The thought of what is going to happen, and how I will deal with it, consumes me. I’ll give you an example. Recently, I turned in my grades for my graduate students. I decided who got As and who got Cs and who didn’t pass the course. I shouldn’t have been surprised but I had some students question their grades. “Why did I get a B, my goal was to get an A” (as if having a goal entitled them to the grade). Some were angry. And I started worrying about them challenging the grade. Now, you have to remember I’m just a grad student. Student evaluations are a big deal. They partly determine what I get to teach and when. My mind started racing, imagining all the things these students could do. Would they complain to the dean? Would I be called on the carpet? Etc. Suddenly I’m pacing, biting my nails. Etc. I’m anywhere but the present. I’m lost in some imaginary future. And my entire evening and night’s sleep was ruined thinking about several different futures all of which were incompatible and none of which actually materialized.

It reminds me of a great song by Terry Scott Taylor called “Mr. Flutter” where Taylor, with characteristic wit, analogizes the struggle with anxiety:

And here comes Mr. Flutter

He and Mrs. Dread, well, they love each other

Gonna build a haunted house

Be my father and mother

They're tying the knot in the middle of my gut

And they both want kids, so there's one in the oven

They picked out a name

He's called Little Nothing

I think he was born to be my kissing cousin

He's pulling the chain in the middle of my brain



Taylor too looks to the divine to help him out but in a fit of honesty that makes him an unusual Christian poet, he says:



I got a Friend on high, and He feels my pain

But I still got this dust flowing through my veins

And I wanna have faith, and I wanna know grace

But it's hard to break through when the rent's overdue



It is hard to know our place in eternity when the future looms. It is hard to have faith when the rent’s overdue. But not Jesus. He attends the moment, doing his father’s will to the last—loving his own. Man, I wish I could just get that. I wish I could wrap my head around what C.S. Lewis’ devil Screwtape says:

“The humans live in time but our Enemy destines them to eternity. He therefore, I believe, wants them to attend chiefly to two things, to eternity itself, and to that point of time which they call the Present. For the present is the point at time at which time touches eternity. Of the present moment, and of it only, humans have an experience analogous to the experience which our Enemy has of reality as a whole; in it alone freedom and actuality are offered them. He would therefore have them…either meditating on their eternal union with, or separation from, Himself, or else obeying the present voice of conscience, bearing the present cross, receiving the present grace, giving thanks for the present pleasure.”
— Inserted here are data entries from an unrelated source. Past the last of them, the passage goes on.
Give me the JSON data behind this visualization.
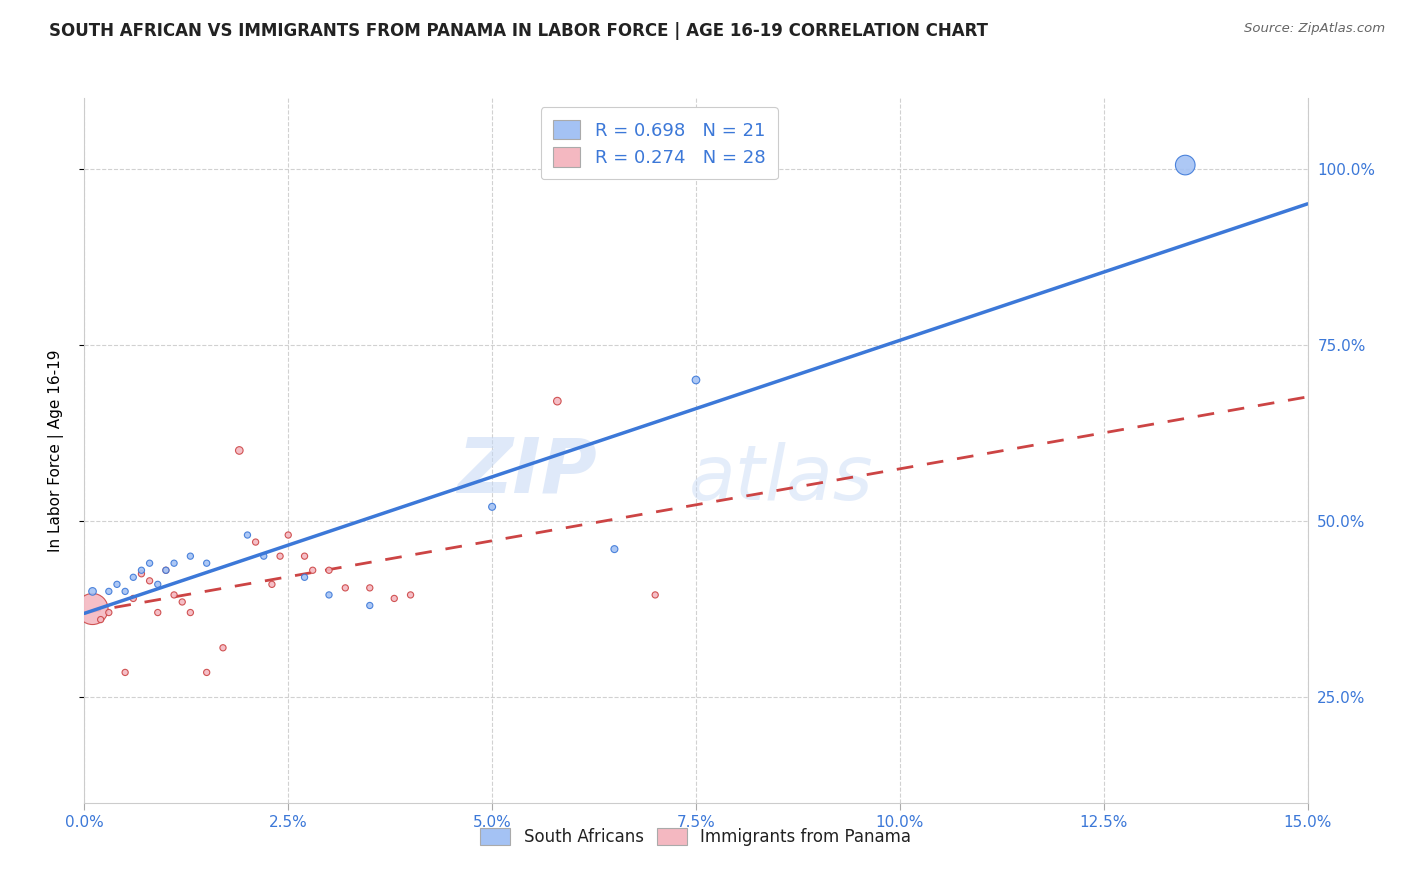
{
  "title": "SOUTH AFRICAN VS IMMIGRANTS FROM PANAMA IN LABOR FORCE | AGE 16-19 CORRELATION CHART",
  "source_text": "Source: ZipAtlas.com",
  "ylabel": "In Labor Force | Age 16-19",
  "xlim": [
    0.0,
    0.15
  ],
  "ylim": [
    0.1,
    1.1
  ],
  "xtick_labels": [
    "0.0%",
    "2.5%",
    "5.0%",
    "7.5%",
    "10.0%",
    "12.5%",
    "15.0%"
  ],
  "xtick_vals": [
    0.0,
    0.025,
    0.05,
    0.075,
    0.1,
    0.125,
    0.15
  ],
  "ytick_labels_right": [
    "25.0%",
    "50.0%",
    "75.0%",
    "100.0%"
  ],
  "ytick_vals_right": [
    0.25,
    0.5,
    0.75,
    1.0
  ],
  "blue_color": "#a4c2f4",
  "pink_color": "#f4b8c1",
  "blue_line_color": "#3c78d8",
  "pink_line_color": "#cc4444",
  "blue_R": 0.698,
  "blue_N": 21,
  "pink_R": 0.274,
  "pink_N": 28,
  "watermark_zip": "ZIP",
  "watermark_atlas": "atlas",
  "blue_points_x": [
    0.001,
    0.003,
    0.004,
    0.005,
    0.006,
    0.007,
    0.008,
    0.009,
    0.01,
    0.011,
    0.013,
    0.015,
    0.02,
    0.022,
    0.027,
    0.03,
    0.035,
    0.05,
    0.065,
    0.075,
    0.135
  ],
  "blue_points_y": [
    0.4,
    0.4,
    0.41,
    0.4,
    0.42,
    0.43,
    0.44,
    0.41,
    0.43,
    0.44,
    0.45,
    0.44,
    0.48,
    0.45,
    0.42,
    0.395,
    0.38,
    0.52,
    0.46,
    0.7,
    1.005
  ],
  "blue_sizes": [
    30,
    20,
    20,
    20,
    20,
    20,
    20,
    20,
    20,
    20,
    20,
    20,
    20,
    20,
    20,
    20,
    20,
    25,
    25,
    30,
    200
  ],
  "pink_points_x": [
    0.001,
    0.002,
    0.003,
    0.005,
    0.006,
    0.007,
    0.008,
    0.009,
    0.01,
    0.011,
    0.012,
    0.013,
    0.015,
    0.017,
    0.019,
    0.021,
    0.023,
    0.024,
    0.025,
    0.027,
    0.028,
    0.03,
    0.032,
    0.035,
    0.038,
    0.04,
    0.058,
    0.07
  ],
  "pink_points_y": [
    0.375,
    0.36,
    0.37,
    0.285,
    0.39,
    0.425,
    0.415,
    0.37,
    0.43,
    0.395,
    0.385,
    0.37,
    0.285,
    0.32,
    0.6,
    0.47,
    0.41,
    0.45,
    0.48,
    0.45,
    0.43,
    0.43,
    0.405,
    0.405,
    0.39,
    0.395,
    0.67,
    0.395
  ],
  "pink_sizes": [
    500,
    20,
    20,
    20,
    20,
    20,
    20,
    20,
    20,
    20,
    20,
    20,
    20,
    20,
    30,
    20,
    20,
    20,
    20,
    20,
    20,
    20,
    20,
    20,
    20,
    20,
    30,
    20
  ]
}
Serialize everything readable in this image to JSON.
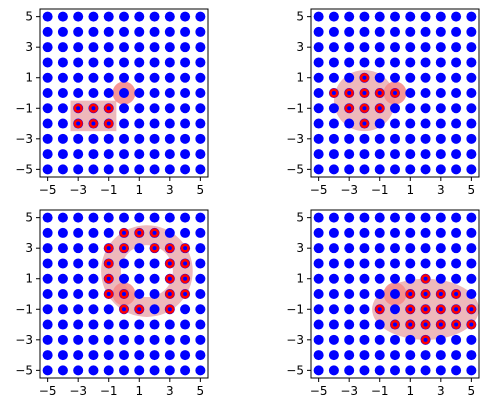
{
  "chart_data": [
    {
      "type": "scatter",
      "panel": "top-left",
      "title": "",
      "xlabel": "",
      "ylabel": "",
      "xlim": [
        -5.5,
        5.5
      ],
      "ylim": [
        -5.5,
        5.5
      ],
      "xticks": [
        "−5",
        "−3",
        "−1",
        "1",
        "3",
        "5"
      ],
      "yticks": [
        "5",
        "3",
        "1",
        "−1",
        "−3",
        "−5"
      ],
      "grid_points": {
        "x_from": -5,
        "x_to": 5,
        "y_from": -5,
        "y_to": 5,
        "step": 1,
        "color": "#0000ff"
      },
      "highlight_points": [
        [
          -3,
          -1
        ],
        [
          -2,
          -1
        ],
        [
          -1,
          -1
        ],
        [
          -3,
          -2
        ],
        [
          -2,
          -2
        ],
        [
          -1,
          -2
        ]
      ],
      "highlight_color": "#ff0000",
      "center": [
        0,
        0
      ],
      "region": {
        "shape": "rectangle",
        "x": [
          -3,
          -1
        ],
        "y": [
          -2,
          -1
        ]
      }
    },
    {
      "type": "scatter",
      "panel": "top-right",
      "title": "",
      "xlabel": "",
      "ylabel": "",
      "xlim": [
        -5.5,
        5.5
      ],
      "ylim": [
        -5.5,
        5.5
      ],
      "xticks": [
        "−5",
        "−3",
        "−1",
        "1",
        "3",
        "5"
      ],
      "yticks": [
        "5",
        "3",
        "1",
        "−1",
        "−3",
        "−5"
      ],
      "grid_points": {
        "x_from": -5,
        "x_to": 5,
        "y_from": -5,
        "y_to": 5,
        "step": 1,
        "color": "#0000ff"
      },
      "highlight_points": [
        [
          -2,
          1
        ],
        [
          -4,
          0
        ],
        [
          -3,
          0
        ],
        [
          -2,
          0
        ],
        [
          -1,
          0
        ],
        [
          -3,
          -1
        ],
        [
          -2,
          -1
        ],
        [
          -1,
          -1
        ],
        [
          -2,
          -2
        ],
        [
          0,
          0
        ]
      ],
      "highlight_color": "#ff0000",
      "center": [
        0,
        0
      ],
      "region": {
        "shape": "circle",
        "cx": -2,
        "cy": -0.5,
        "r": 2
      }
    },
    {
      "type": "scatter",
      "panel": "bottom-left",
      "title": "",
      "xlabel": "",
      "ylabel": "",
      "xlim": [
        -5.5,
        5.5
      ],
      "ylim": [
        -5.5,
        5.5
      ],
      "xticks": [
        "−5",
        "−3",
        "−1",
        "1",
        "3",
        "5"
      ],
      "yticks": [
        "5",
        "3",
        "1",
        "−1",
        "−3",
        "−5"
      ],
      "grid_points": {
        "x_from": -5,
        "x_to": 5,
        "y_from": -5,
        "y_to": 5,
        "step": 1,
        "color": "#0000ff"
      },
      "highlight_points": [
        [
          0,
          4
        ],
        [
          1,
          4
        ],
        [
          2,
          4
        ],
        [
          -1,
          3
        ],
        [
          0,
          3
        ],
        [
          2,
          3
        ],
        [
          3,
          3
        ],
        [
          4,
          3
        ],
        [
          -1,
          2
        ],
        [
          3,
          2
        ],
        [
          4,
          2
        ],
        [
          -1,
          1
        ],
        [
          3,
          1
        ],
        [
          4,
          1
        ],
        [
          -1,
          0
        ],
        [
          0,
          0
        ],
        [
          3,
          0
        ],
        [
          4,
          0
        ],
        [
          0,
          -1
        ],
        [
          1,
          -1
        ],
        [
          3,
          -1
        ]
      ],
      "highlight_color": "#ff0000",
      "center": [
        0,
        0
      ],
      "region": {
        "shape": "annulus",
        "cx": 1.5,
        "cy": 1.5,
        "r_outer": 3,
        "r_inner": 1.7
      }
    },
    {
      "type": "scatter",
      "panel": "bottom-right",
      "title": "",
      "xlabel": "",
      "ylabel": "",
      "xlim": [
        -5.5,
        5.5
      ],
      "ylim": [
        -5.5,
        5.5
      ],
      "xticks": [
        "−5",
        "−3",
        "−1",
        "1",
        "3",
        "5"
      ],
      "yticks": [
        "5",
        "3",
        "1",
        "−1",
        "−3",
        "−5"
      ],
      "grid_points": {
        "x_from": -5,
        "x_to": 5,
        "y_from": -5,
        "y_to": 5,
        "step": 1,
        "color": "#0000ff"
      },
      "highlight_points": [
        [
          2,
          1
        ],
        [
          1,
          0
        ],
        [
          2,
          0
        ],
        [
          3,
          0
        ],
        [
          4,
          0
        ],
        [
          -1,
          -1
        ],
        [
          1,
          -1
        ],
        [
          2,
          -1
        ],
        [
          3,
          -1
        ],
        [
          4,
          -1
        ],
        [
          5,
          -1
        ],
        [
          0,
          -2
        ],
        [
          1,
          -2
        ],
        [
          2,
          -2
        ],
        [
          3,
          -2
        ],
        [
          4,
          -2
        ],
        [
          5,
          -2
        ],
        [
          2,
          -3
        ]
      ],
      "highlight_color": "#ff0000",
      "center": [
        0,
        0
      ],
      "region": {
        "shape": "ellipse",
        "cx": 2,
        "cy": -1,
        "rx": 3.5,
        "ry": 2
      }
    }
  ],
  "colors": {
    "point": "#0000ff",
    "highlight": "#ff0000",
    "region_fill": "#e8a0a4",
    "center_fill": "#f58a8a"
  }
}
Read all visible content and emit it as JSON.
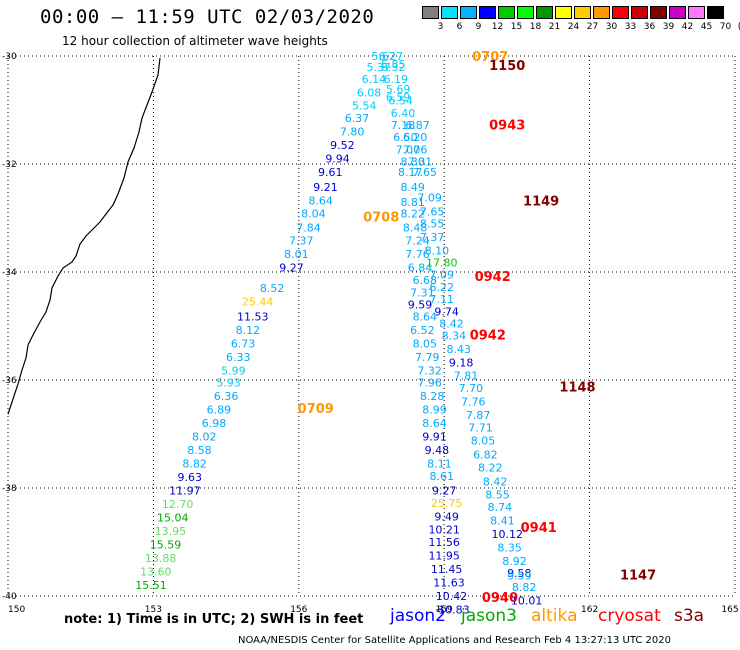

Eternity or the present. That is refuge for those plagued by Mr. Flutter and Mrs. Dread. Something to think about when they are tying a knot in the middle of your gut in the New Year. If you are like my office mate, who “can’t spell worry” then this meditation may not be much help, but for those of us who struggle with anxiety, Jesus’ virtue of taking refuge in Eternity in order to live in the Present might be the beginning of wisdom—and sure beats prozac.